I have recently purchased what was advertised as a 420. After briefly looking at it over, it was pretty obvious that this was not a 420. But, it was $100.00 with the trailer, so I picked it up. (I'm really becoming passionate about rehabbing these small sailboats!) 

The only problem is that I can't find a hull identification number, anywhere, and the guy that I got it from doesn't know anything about sailing (the boat belonged to a friend that moved away, or something.)
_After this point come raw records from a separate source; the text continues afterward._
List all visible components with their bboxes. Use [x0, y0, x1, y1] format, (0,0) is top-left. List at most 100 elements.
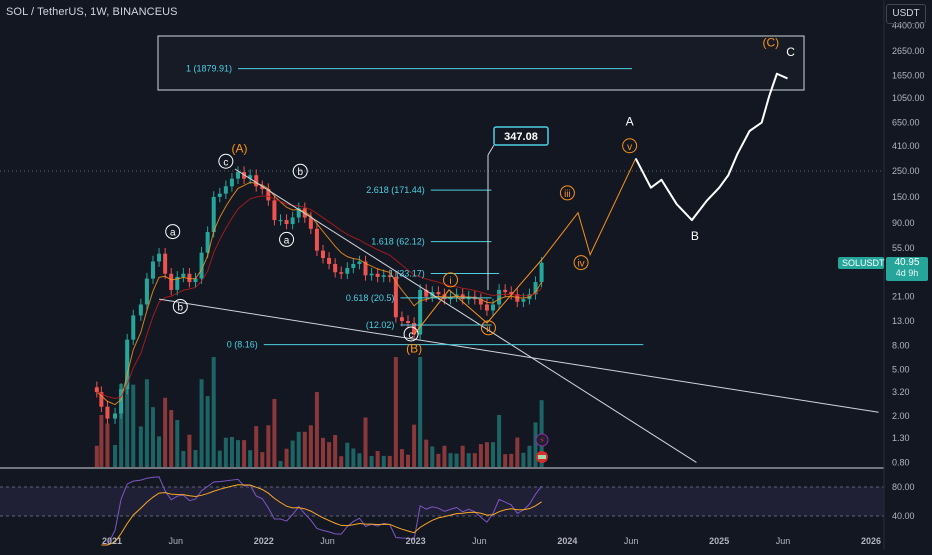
- volume-bar: [339, 456, 344, 467]
- volume-bar: [351, 448, 356, 467]
- candle-body: [406, 321, 411, 323]
- wave-label-text: iii: [564, 189, 571, 200]
- candle-body: [193, 278, 198, 283]
- candle-body: [119, 389, 124, 414]
- volume-bar: [119, 383, 124, 467]
- candle-body: [223, 186, 228, 194]
- volume-bar: [478, 444, 483, 467]
- rsi-tick-label: 40.00: [892, 511, 915, 521]
- fib-label: 0 (8.16): [227, 340, 258, 350]
- candle-body: [187, 273, 192, 283]
- y-tick-label: 3.20: [892, 387, 910, 397]
- trend-lines[interactable]: [0, 168, 884, 463]
- y-tick-label: 21.00: [892, 292, 915, 302]
- fib-label: 2.618 (171.44): [366, 185, 425, 195]
- y-tick-label: 5.00: [892, 364, 910, 374]
- fib-levels[interactable]: 1 (1879.91) 2.618 (171.44) 1.618 (62.12) 1 …: [186, 64, 644, 350]
- volume-bar: [266, 425, 271, 467]
- x-tick-label: 2024: [557, 536, 577, 546]
- candle-body: [157, 253, 162, 262]
- candle-body: [181, 273, 186, 277]
- y-tick-label: 90.00: [892, 218, 915, 228]
- wave-label: a: [165, 224, 181, 240]
- candle-body: [144, 278, 149, 305]
- volume-bar: [321, 437, 326, 467]
- candle-body: [131, 315, 136, 340]
- rsi-tick-label: 80.00: [892, 482, 915, 492]
- wave-label-text: a: [170, 228, 176, 239]
- candle-body: [94, 387, 99, 393]
- lightning-icon[interactable]: [535, 433, 549, 447]
- candle-body: [363, 261, 368, 276]
- wave-label: iv: [573, 255, 589, 271]
- target-label: 347.08: [504, 131, 538, 143]
- wave-label-text: b: [297, 167, 303, 178]
- bar-countdown: 4d 9h: [895, 268, 919, 278]
- candle-body: [503, 289, 508, 293]
- candle-body: [339, 272, 344, 274]
- candle-body: [539, 262, 544, 283]
- x-tick-label: Jun: [320, 536, 335, 546]
- wave-label-text: c: [409, 330, 414, 341]
- wave-label-text: (A): [232, 141, 248, 155]
- x-tick-label: 2023: [406, 536, 426, 546]
- volume-bar: [235, 440, 240, 467]
- wave-label-circle: [172, 298, 188, 314]
- alert-icons[interactable]: ⚡: [535, 433, 549, 463]
- volume-bar: [308, 425, 313, 467]
- candle-body: [290, 217, 295, 224]
- candle-body: [393, 276, 398, 318]
- y-tick-label: 1050.00: [892, 93, 925, 103]
- volume-bar: [387, 455, 392, 467]
- volume-bar: [424, 439, 429, 467]
- wave-label-circle: [218, 153, 234, 169]
- volume-bar: [272, 398, 277, 467]
- volume-bar: [497, 414, 502, 467]
- candle-body: [169, 273, 174, 290]
- volume-bar: [418, 357, 423, 467]
- volume-bars: [94, 357, 544, 467]
- target-zone-box[interactable]: [157, 35, 805, 91]
- volume-bar: [345, 442, 350, 467]
- volume-bar: [333, 434, 338, 467]
- x-tick-label: Jun: [776, 536, 791, 546]
- volume-bar: [430, 446, 435, 467]
- candle-body: [99, 392, 104, 407]
- wave-label-circle: [573, 255, 589, 271]
- volume-bar: [138, 426, 143, 467]
- wave-projections[interactable]: [413, 72, 788, 335]
- candle-body: [314, 228, 319, 251]
- wave-label-circle: [480, 320, 496, 336]
- volume-bar: [248, 450, 253, 467]
- volume-bar: [521, 452, 526, 467]
- time-axis[interactable]: 2021 Jun 2022 Jun 2023 Jun 2024 Jun 2025 Jun 2026: [102, 536, 881, 546]
- volume-bar: [491, 442, 496, 467]
- candle-body: [308, 217, 313, 229]
- lower-trend-line: [158, 298, 879, 413]
- rsi-band: [0, 487, 884, 516]
- price-axis[interactable]: 4400.00 2650.00 1650.00 1050.00 650.00 410.00…: [892, 20, 925, 467]
- candle-body: [424, 289, 429, 297]
- volume-bar: [448, 453, 453, 467]
- candle-body: [199, 252, 204, 279]
- wave-label-circle: [292, 163, 308, 179]
- currency-button[interactable]: USDT: [886, 4, 926, 24]
- ema-line: [96, 181, 543, 406]
- wave-label: c: [403, 326, 419, 342]
- ema-line: [96, 195, 542, 399]
- y-tick-label: 1650.00: [892, 70, 925, 80]
- candle-body: [272, 200, 277, 221]
- target-callout[interactable]: 347.08: [487, 126, 549, 290]
- wave-label: a: [279, 231, 295, 247]
- candle-body: [381, 275, 386, 277]
- candle-body: [497, 289, 502, 305]
- wave-label: A: [626, 115, 634, 129]
- candle-body: [296, 208, 301, 218]
- wave-label: b: [172, 298, 188, 314]
- wave-label: i: [443, 272, 459, 288]
- volume-bar: [369, 456, 374, 467]
- y-tick-label: 650.00: [892, 118, 920, 128]
- volume-bar: [509, 453, 514, 467]
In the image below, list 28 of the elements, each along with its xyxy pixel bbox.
If anyone can help me identify the boat, so that I can research what it should look like, how to rig it, sails to buy, etc. that would be great! I'll try to post some pics.

Thanks!
Dave

Dimensions:
LOA - roughly 15' 6 3/4"
Beam - 5'9"
Mast (2 part) 22' 1"
Boom - 9' 2 7/8"


----------



## Faster (Sep 13, 2005)

It's a distant shot, but maybe a Laser II? Any spinnaker gear?


----------



## davidikard (Feb 27, 2016)

No, but I can't quite make sense of all of the rigging. (I'm new to sailing, even though this is my third dingy rehab, since October.) I'll try to upload some more pictures. I'm also making a picture album. I'll try to forward you the address. 

Thanks!!!


----------



## replusted (Dec 17, 2001)

Did any sails come with the boat? Look at the main sail. It should have an insignia on it which will help us identify the boat. Post a picture of that. You should also check the starboard side of the transom for a hull identification number. Within that number it will identify the manufacturer.


----------



## davidikard (Feb 27, 2016)

No sails. It's a bit of a quagmire.... 
Would any other pictures help?

Thanks!


----------



## Stumble (Feb 2, 2012)

I don't recognize it. I would suggest asking on Sailing Anarchy's Dinghy sub forum. Someone there may recognize it.


----------



## Hudsonian (Apr 3, 2008)

You might search sailboat.com by entering an appropriate range of boat lengths - say 15.5 to 15.7. You'll end up with a small pool (no pun intended) to search.


----------



## captflood (Jan 1, 2011)

GREETINGS EARTHLINGS Saw your pics try looking at a 505 I can not remember who made them they are fast and can be a bit wet when flying full sail . AS ALWAYS GO SAFE


----------



## krisscross (Feb 22, 2013)

Since you have a mast and a boom, you can measure all the required dimensions (luff and foot) and get a used sail. Do not get a sail that is bigger. Modifying sails is absurdly expensive. A slightly smaller sail would be fine since you are learning to sail. Smaller sail is much easier to control. This dinghy most likely just has a main sail, no jib. It should not be hard to rig. Try to find an experienced dinghy sailor in your area to walk you through it.


----------